A handheld scanner that detects sub-epidural moisture outperformed daily visual assessments in detecting pressure damage to skin for up to 20 days in a study conducted in the United States and Great Britain. Bruin Biometrics (BBI), the Los Angeles-based manufacturer of the technology, has filed for approval from the U.S. Food and Drug Administration to market the device in the United States and elsewhere, according to a media release from BBI.

The study’s investigators presented topline results June 20 at the scientific session of Wound Care: From Innovations to Clinical Trials 2017.

Sub-Epidural Scanner: The Clinical Evidence

Participants included 182 patients at risk for bedsores at 12 hospitals, nursing homes, and long-term rehabilitation centers in the United States and the United Kingdom. For up to 20 days, researchers conducted daily visual assessments and scans on the participants’ skin.

The researchers suggest that the sub-epidural moisture (SEM) Scanner was able to detect pressure damage to the skin earlier than the visual skin evaluation by nurses, according to the BBI media release.

“The study results indicate that the SEM Scanner can detect changes before they are visible,” says Henry Okonwo, a study investigator providing skilled wound care to nursing homes and acute care facilities in the United States, in the release. “Objective, scientific data from the scanner would give me confidence to take action in my clinical practice.”

“With these new findings, we expect that early detection technology will move to the forefront of bedsore prevention,” states Rachael Lester, BBI’s vice president of product. “The holy grail in prevention has been the search for a biophysical indicator that could reliably signal the presence of a condition at an early enough stage to meaningfully alter a patient’s prognosis. Our SEM Scanner technology uses sub-epidermal moisture, or SEM, to monitor changes occurring at the cellular level where there is pressure damage.”

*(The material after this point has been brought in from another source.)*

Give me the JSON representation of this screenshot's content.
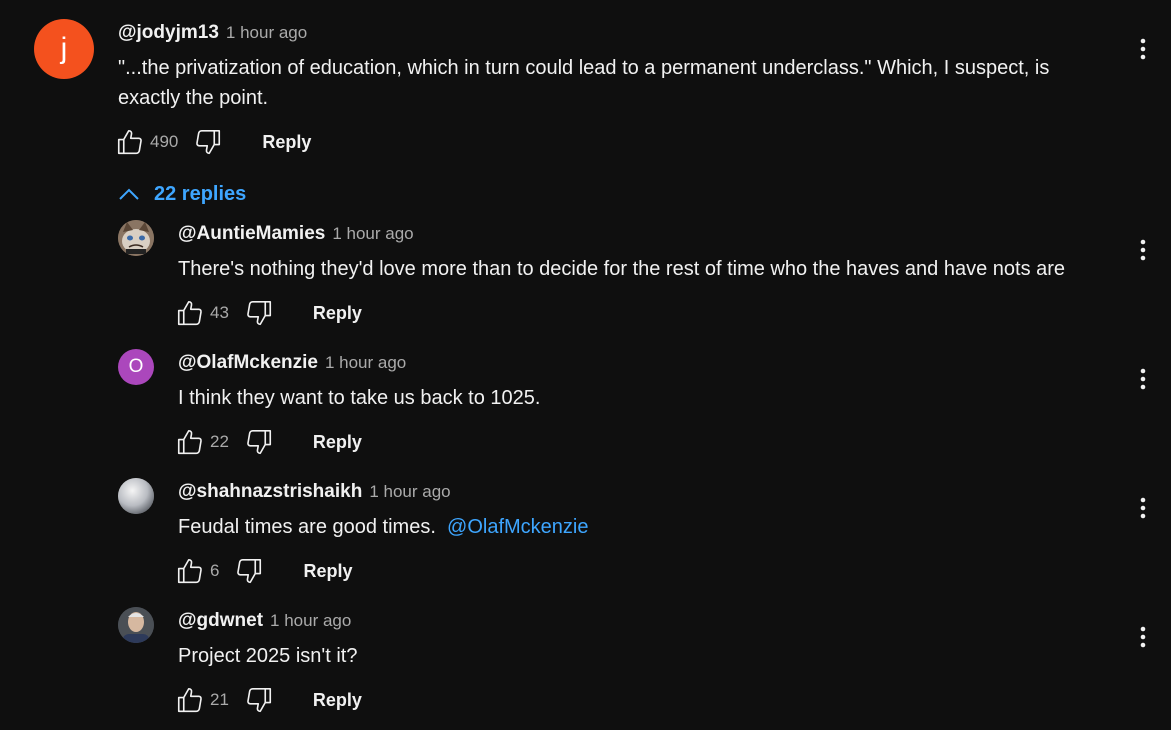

“We hope that today is a turning point in the war on pressure ulcers,” BBI CEO Martin Burns declares. “We aim to massively decrease unnecessary patient injury and cost through a simple bedside scan that can detect developing wounds when they are at a preventable stage.”

These study findings are included in a filing to the US Food and Drug Administration seeking approval to market the device in the United States. The SEM Scanner currently has CE Mark approval and is available in the United Kingdom, Ireland, and Canada.